Herbert Graetz

Personal information
- Nationality: Australian
- Born: 16 March 1893 Murray Bridge, South Australia
- Died: 23 April 1985 (aged 92) Murray Bridge, South Australia

Sport
- Sport: Rowing
- Club: Murray Bridge Rowing Club

Achievements and titles
- National finals: King's Cup 1920-25

= Herbert Graetz =

Australian rower

Herbert Ephraim Graetz (16 March 1893 – 23 April 1985), also known as Harry Graetz, was a South Australian rower. He was a three-time national champion who represented Australia at the 1924 Summer Olympics in the men's eight.

==Club and state rowing==
Graetz was employed as a fireman on the South Australian Railways and his senior rowing was from the Murray Bridge Rowing Club. The Murray Bridge Rowing Club men's eight was the dominant Australian club eight of the 1920s. They won the South Australian state championship from 1920 to 1923 and in 1921 by a margin of ten lengths. For the four years from 1920 to 1923 they were selected in-toto as the South Australian men's eight to contest the King's Cup at the Australian Interstate Regatta. Graetz was the bowman in each of those crews (though he rowed at seven in 1921) and rowed in those South Australian King's Cup victories of 1920, 1922 and 1923,.

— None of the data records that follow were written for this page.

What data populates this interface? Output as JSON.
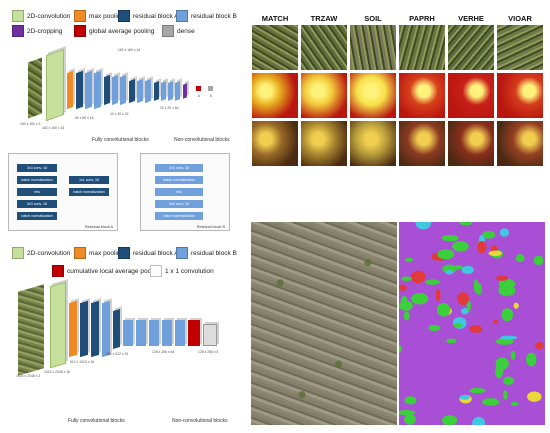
{
  "legend_top": {
    "items": [
      {
        "label": "2D-convolution",
        "color": "#c5e09b"
      },
      {
        "label": "max pooling",
        "color": "#f08a24"
      },
      {
        "label": "residual block A",
        "color": "#1f4e79"
      },
      {
        "label": "residual block B",
        "color": "#6fa0dc"
      },
      {
        "label": "2D-cropping",
        "color": "#7030a0"
      },
      {
        "label": "global average pooling",
        "color": "#c00000"
      },
      {
        "label": "dense",
        "color": "#a6a6a6"
      }
    ]
  },
  "network_top": {
    "section_fully": "Fully convolutional blocks",
    "section_non": "Non-convolutional blocks",
    "dims": [
      "160 x 160 x 3",
      "160 x 160 x 16",
      "160 x 160 x 16",
      "80 x 80 x 16",
      "40 x 40 x 32",
      "20 x 20 x 64",
      "6",
      "6"
    ]
  },
  "residual_a": {
    "title": "Residual block A",
    "left": [
      "3x3 conv, 16",
      "batch normalization",
      "relu",
      "3x3 conv, 16",
      "batch normalization"
    ],
    "right": [
      "1x1 conv, 16",
      "batch normalization"
    ]
  },
  "residual_b": {
    "title": "Residual block B",
    "items": [
      "3x3 conv, 16",
      "batch normalization",
      "relu",
      "3x3 conv, 16",
      "batch normalization"
    ]
  },
  "legend_bottom": {
    "items": [
      {
        "label": "2D-convolution",
        "color": "#c5e09b"
      },
      {
        "label": "max pooling",
        "color": "#f08a24"
      },
      {
        "label": "residual block A",
        "color": "#1f4e79"
      },
      {
        "label": "residual block B",
        "color": "#6fa0dc"
      },
      {
        "label": "cumulative local average pooling",
        "color": "#c00000"
      },
      {
        "label": "1 x 1 convolution",
        "color": "#ffffff"
      }
    ]
  },
  "network_bottom": {
    "section_fully": "Fully convolutional blocks",
    "section_non": "Non-convolutional blocks",
    "dims": [
      "1024 x 2048 x 3",
      "1024 x 2048 x 16",
      "512 x 1024 x 16",
      "256 x 512 x 32",
      "128 x 256 x 64",
      "128 x 256 x 6"
    ]
  },
  "species_grid": {
    "columns": [
      "MATCH",
      "TRZAW",
      "SOIL",
      "PAPRH",
      "VERHE",
      "VIOAR"
    ],
    "row_colors": [
      [
        "#6b6e3e",
        "#5f6b3a",
        "#7a7a5a",
        "#6a7440",
        "#5b6a3a",
        "#6f7a48"
      ],
      [
        "#e8b020",
        "#f2c93a",
        "#f7e24a",
        "#d8401c",
        "#c8201a",
        "#d43a1c"
      ],
      [
        "#9a6a28",
        "#a8862e",
        "#b49a3a",
        "#8c3a22",
        "#8a2e1e",
        "#964024"
      ]
    ]
  },
  "segmentation": {
    "legend_colors": [
      "#a84fd6",
      "#3ccf3c",
      "#e23a3a",
      "#40c8e0",
      "#e8d838"
    ]
  }
}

==International representative rowing==
The South Australian media pushed for Graetz's victorious 1920 King's Cup eight to be sent to the 1920 Antwerp Olympics but with the Victorian and New South Wales Rowing Association in control of selections and funding, there wasn't sufficient support for their campaign. By 1924 with South Australia continuing to dominate Australian eights rowing, their claim could not be denied and after winning a test event raced on Port Adelaide in March 1924, Graetz and the South Australian crew were selected in-toto to represent Australia as an eight at the 1924 Summer Olympics.

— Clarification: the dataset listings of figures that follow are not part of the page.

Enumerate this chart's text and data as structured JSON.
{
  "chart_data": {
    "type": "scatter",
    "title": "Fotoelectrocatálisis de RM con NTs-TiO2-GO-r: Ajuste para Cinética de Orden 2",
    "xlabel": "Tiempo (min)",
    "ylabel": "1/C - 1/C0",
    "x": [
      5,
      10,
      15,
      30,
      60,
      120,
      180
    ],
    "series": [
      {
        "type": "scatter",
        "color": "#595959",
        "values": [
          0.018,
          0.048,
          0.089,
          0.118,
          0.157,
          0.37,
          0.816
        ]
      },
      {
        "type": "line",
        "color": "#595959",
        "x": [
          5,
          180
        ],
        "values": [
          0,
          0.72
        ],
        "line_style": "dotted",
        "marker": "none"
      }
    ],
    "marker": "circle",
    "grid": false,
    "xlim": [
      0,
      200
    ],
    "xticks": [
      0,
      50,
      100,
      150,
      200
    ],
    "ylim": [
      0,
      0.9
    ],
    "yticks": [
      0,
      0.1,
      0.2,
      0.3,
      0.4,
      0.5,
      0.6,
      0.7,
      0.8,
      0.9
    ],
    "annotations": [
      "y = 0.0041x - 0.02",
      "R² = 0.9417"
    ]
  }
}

Funding was raised from the Murray Bridge Rowing Club, the South Australian Rowing Association and the general public of South Australia. The crew were nicknamed "the Murray Cods". Unlike the 1912 Olympic eight, the Murray Cods were not invited to race in lead-up at the Henley Royal Regatta and in 2000 Ted Thomas jnr a crew member's son, asserted that this was because the eight was crewed by working class men other than the stroke Bill Sladden It's undisputed that tour funds were scarce and on arrival in France, the crew had to row their shell 60 km to their training base; that on tour a number of the crew busked as musicians to raise pocket money; and that on race day they first rowed their shell 26 miles from their boatshed to the Olympic course. Their equipment was also sub-par as they rowed with their oars turning in out-rigged poppets rather than in swivelling gates as had become the norm by 1924.

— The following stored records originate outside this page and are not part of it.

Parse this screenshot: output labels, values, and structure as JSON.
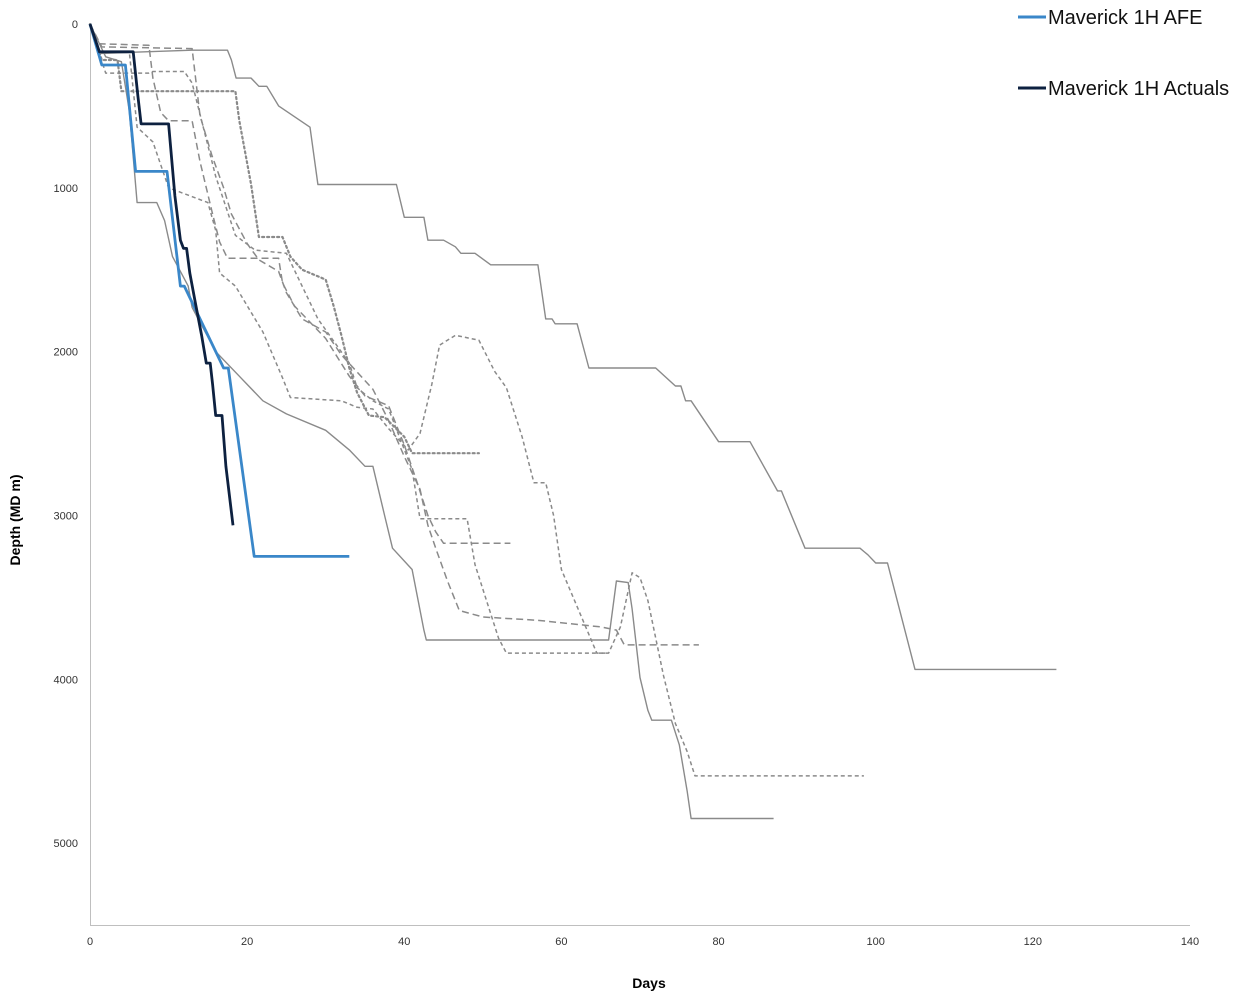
{
  "chart_data": {
    "type": "line",
    "title": "",
    "xlabel": "Days",
    "ylabel": "Depth (MD m)",
    "xlim": [
      0,
      140
    ],
    "ylim": [
      0,
      5500
    ],
    "y_inverted": true,
    "x_ticks": [
      0,
      20,
      40,
      60,
      80,
      100,
      120,
      140
    ],
    "y_ticks": [
      0,
      1000,
      2000,
      3000,
      4000,
      5000
    ],
    "x_tick_labels": [
      "0",
      "20",
      "40",
      "60",
      "80",
      "100",
      "120",
      "140"
    ],
    "y_tick_labels": [
      "0",
      "1000",
      "2000",
      "3000",
      "4000",
      "5000"
    ],
    "grid": false,
    "legend_position": "top-right",
    "legend": [
      {
        "label": "Maverick 1H AFE",
        "color": "#3a87c9"
      },
      {
        "label": "Maverick 1H Actuals",
        "color": "#0d2140"
      }
    ],
    "series": [
      {
        "name": "Maverick 1H AFE",
        "color": "#3a87c9",
        "style": "solid",
        "width": 2.8,
        "points": [
          [
            0,
            0
          ],
          [
            1.5,
            250
          ],
          [
            4.5,
            250
          ],
          [
            5.8,
            900
          ],
          [
            9.8,
            900
          ],
          [
            11.5,
            1600
          ],
          [
            12,
            1600
          ],
          [
            17,
            2100
          ],
          [
            17.6,
            2100
          ],
          [
            20.9,
            3250
          ],
          [
            33,
            3250
          ]
        ]
      },
      {
        "name": "Maverick 1H Actuals",
        "color": "#0d2140",
        "style": "solid",
        "width": 2.8,
        "points": [
          [
            0,
            0
          ],
          [
            1.2,
            170
          ],
          [
            5.5,
            170
          ],
          [
            6.1,
            440
          ],
          [
            6.5,
            610
          ],
          [
            10,
            610
          ],
          [
            10.8,
            1050
          ],
          [
            11.5,
            1320
          ],
          [
            11.9,
            1370
          ],
          [
            12.3,
            1370
          ],
          [
            12.7,
            1520
          ],
          [
            13.4,
            1700
          ],
          [
            14.2,
            1900
          ],
          [
            14.8,
            2070
          ],
          [
            15.3,
            2070
          ],
          [
            15.6,
            2200
          ],
          [
            16,
            2390
          ],
          [
            16.8,
            2390
          ],
          [
            17.3,
            2700
          ],
          [
            18.2,
            3060
          ]
        ]
      },
      {
        "name": "",
        "color": "#8a8a8a",
        "style": "solid",
        "width": 1.4,
        "points": [
          [
            0,
            0
          ],
          [
            1,
            180
          ],
          [
            13,
            160
          ],
          [
            17.5,
            160
          ],
          [
            18,
            220
          ],
          [
            18.6,
            330
          ],
          [
            20.5,
            330
          ],
          [
            21.5,
            380
          ],
          [
            22.5,
            380
          ],
          [
            24,
            500
          ],
          [
            28,
            630
          ],
          [
            29,
            980
          ],
          [
            39,
            980
          ],
          [
            40,
            1180
          ],
          [
            42.5,
            1180
          ],
          [
            43,
            1320
          ],
          [
            45,
            1320
          ],
          [
            46.5,
            1360
          ],
          [
            47.2,
            1400
          ],
          [
            49,
            1400
          ],
          [
            51,
            1470
          ],
          [
            57,
            1470
          ],
          [
            58,
            1800
          ],
          [
            58.8,
            1800
          ],
          [
            59.2,
            1830
          ],
          [
            62,
            1830
          ],
          [
            63.5,
            2100
          ],
          [
            72,
            2100
          ],
          [
            74.5,
            2210
          ],
          [
            75.2,
            2210
          ],
          [
            75.8,
            2300
          ],
          [
            76.5,
            2300
          ],
          [
            80,
            2550
          ],
          [
            84,
            2550
          ],
          [
            87.5,
            2850
          ],
          [
            88,
            2850
          ],
          [
            91,
            3200
          ],
          [
            98,
            3200
          ],
          [
            98.5,
            3220
          ],
          [
            99,
            3240
          ],
          [
            100,
            3290
          ],
          [
            101.5,
            3290
          ],
          [
            105,
            3940
          ],
          [
            123,
            3940
          ]
        ]
      },
      {
        "name": "",
        "color": "#8a8a8a",
        "style": "solid",
        "width": 1.4,
        "points": [
          [
            0,
            0
          ],
          [
            2,
            200
          ],
          [
            4,
            230
          ],
          [
            5,
            530
          ],
          [
            6,
            1090
          ],
          [
            8.5,
            1090
          ],
          [
            9.5,
            1200
          ],
          [
            10.5,
            1420
          ],
          [
            12.5,
            1600
          ],
          [
            13,
            1730
          ],
          [
            16,
            2000
          ],
          [
            19,
            2150
          ],
          [
            22,
            2300
          ],
          [
            25,
            2380
          ],
          [
            30,
            2480
          ],
          [
            33,
            2600
          ],
          [
            35,
            2700
          ],
          [
            36,
            2700
          ],
          [
            37.5,
            3000
          ],
          [
            38.5,
            3200
          ],
          [
            41,
            3330
          ],
          [
            42.5,
            3700
          ],
          [
            42.8,
            3760
          ],
          [
            50,
            3760
          ],
          [
            66,
            3760
          ],
          [
            67,
            3400
          ],
          [
            68.5,
            3410
          ],
          [
            69,
            3570
          ],
          [
            70,
            3990
          ],
          [
            71,
            4190
          ],
          [
            71.5,
            4250
          ],
          [
            74,
            4250
          ],
          [
            75,
            4400
          ],
          [
            76,
            4680
          ],
          [
            76.5,
            4850
          ],
          [
            87,
            4850
          ]
        ]
      },
      {
        "name": "",
        "color": "#8a8a8a",
        "style": "dotted",
        "width": 2.2,
        "points": [
          [
            0,
            0
          ],
          [
            1.5,
            220
          ],
          [
            3.5,
            220
          ],
          [
            4,
            410
          ],
          [
            18.5,
            410
          ],
          [
            19,
            590
          ],
          [
            20.5,
            980
          ],
          [
            21.5,
            1300
          ],
          [
            24.5,
            1300
          ],
          [
            25.5,
            1420
          ],
          [
            27,
            1500
          ],
          [
            30,
            1560
          ],
          [
            31,
            1720
          ],
          [
            32,
            1900
          ],
          [
            33,
            2100
          ],
          [
            34,
            2250
          ],
          [
            35.5,
            2390
          ],
          [
            37.5,
            2400
          ],
          [
            40,
            2520
          ],
          [
            41,
            2620
          ],
          [
            49.5,
            2620
          ]
        ]
      },
      {
        "name": "",
        "color": "#8a8a8a",
        "style": "dashed",
        "width": 1.5,
        "points": [
          [
            0,
            0
          ],
          [
            1,
            120
          ],
          [
            7.5,
            130
          ],
          [
            8,
            330
          ],
          [
            9,
            540
          ],
          [
            10,
            590
          ],
          [
            13,
            590
          ],
          [
            14,
            840
          ],
          [
            15.5,
            1140
          ],
          [
            16.5,
            1330
          ],
          [
            17.5,
            1430
          ],
          [
            24,
            1430
          ],
          [
            24.5,
            1580
          ],
          [
            26,
            1720
          ],
          [
            30,
            1920
          ],
          [
            33,
            2150
          ],
          [
            35,
            2270
          ],
          [
            38,
            2330
          ],
          [
            40,
            2570
          ],
          [
            41.5,
            2780
          ],
          [
            43,
            3000
          ],
          [
            44,
            3100
          ],
          [
            45,
            3170
          ],
          [
            53.5,
            3170
          ]
        ]
      },
      {
        "name": "",
        "color": "#8a8a8a",
        "style": "dashed",
        "width": 1.5,
        "points": [
          [
            0,
            0
          ],
          [
            1.5,
            140
          ],
          [
            13,
            150
          ],
          [
            14,
            560
          ],
          [
            15.5,
            800
          ],
          [
            17,
            1000
          ],
          [
            18,
            1160
          ],
          [
            20,
            1340
          ],
          [
            21.5,
            1440
          ],
          [
            24,
            1510
          ],
          [
            25,
            1640
          ],
          [
            27,
            1800
          ],
          [
            30,
            1880
          ],
          [
            32,
            2020
          ],
          [
            36,
            2230
          ],
          [
            38,
            2420
          ],
          [
            40,
            2640
          ],
          [
            42,
            2840
          ],
          [
            43,
            3060
          ],
          [
            44,
            3200
          ],
          [
            45.5,
            3400
          ],
          [
            47,
            3580
          ],
          [
            50,
            3620
          ],
          [
            57,
            3640
          ],
          [
            65,
            3680
          ],
          [
            67,
            3700
          ],
          [
            68,
            3790
          ],
          [
            77.5,
            3790
          ]
        ]
      },
      {
        "name": "",
        "color": "#8a8a8a",
        "style": "short-dashed",
        "width": 1.5,
        "points": [
          [
            0,
            0
          ],
          [
            1,
            170
          ],
          [
            5,
            170
          ],
          [
            6,
            630
          ],
          [
            8,
            720
          ],
          [
            10,
            1000
          ],
          [
            15,
            1090
          ],
          [
            16,
            1260
          ],
          [
            16.5,
            1520
          ],
          [
            18.5,
            1600
          ],
          [
            22,
            1880
          ],
          [
            24.5,
            2160
          ],
          [
            25.5,
            2280
          ],
          [
            32,
            2300
          ],
          [
            34,
            2340
          ],
          [
            36,
            2350
          ],
          [
            38,
            2470
          ],
          [
            40.5,
            2600
          ],
          [
            42,
            2500
          ],
          [
            43.5,
            2200
          ],
          [
            44.5,
            1960
          ],
          [
            46.5,
            1900
          ],
          [
            49.5,
            1930
          ],
          [
            51.5,
            2120
          ],
          [
            53,
            2220
          ],
          [
            55,
            2520
          ],
          [
            56.5,
            2800
          ],
          [
            58,
            2800
          ],
          [
            59,
            3000
          ],
          [
            60,
            3330
          ],
          [
            64.5,
            3840
          ],
          [
            66,
            3840
          ]
        ]
      },
      {
        "name": "",
        "color": "#8a8a8a",
        "style": "short-dashed",
        "width": 1.5,
        "points": [
          [
            0,
            0
          ],
          [
            2,
            300
          ],
          [
            7.5,
            300
          ],
          [
            8,
            290
          ],
          [
            12,
            290
          ],
          [
            13,
            360
          ],
          [
            16,
            930
          ],
          [
            18.5,
            1290
          ],
          [
            21,
            1380
          ],
          [
            25,
            1400
          ],
          [
            27,
            1600
          ],
          [
            29,
            1800
          ],
          [
            33,
            2070
          ],
          [
            34,
            2220
          ],
          [
            36,
            2300
          ],
          [
            38,
            2350
          ],
          [
            41,
            2720
          ],
          [
            42,
            3020
          ],
          [
            48,
            3020
          ],
          [
            49,
            3300
          ],
          [
            51,
            3600
          ],
          [
            52,
            3750
          ],
          [
            53,
            3840
          ],
          [
            66,
            3840
          ],
          [
            67.5,
            3680
          ],
          [
            69,
            3350
          ],
          [
            70,
            3380
          ],
          [
            71,
            3520
          ],
          [
            73,
            3980
          ],
          [
            74.5,
            4270
          ],
          [
            76,
            4440
          ],
          [
            77,
            4590
          ],
          [
            98.5,
            4590
          ]
        ]
      }
    ]
  }
}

In the Olympic regatta, with Graetz in the bow, the Australian eight finished second behind Italy in their heat, then finished third in the repechage and did not advance to the final. Graetz continued on as a first-class oarsman after the Olympics. He was again in the bow of the South Australian representative eight in its King's Cup campaign of 1925 (fourth place).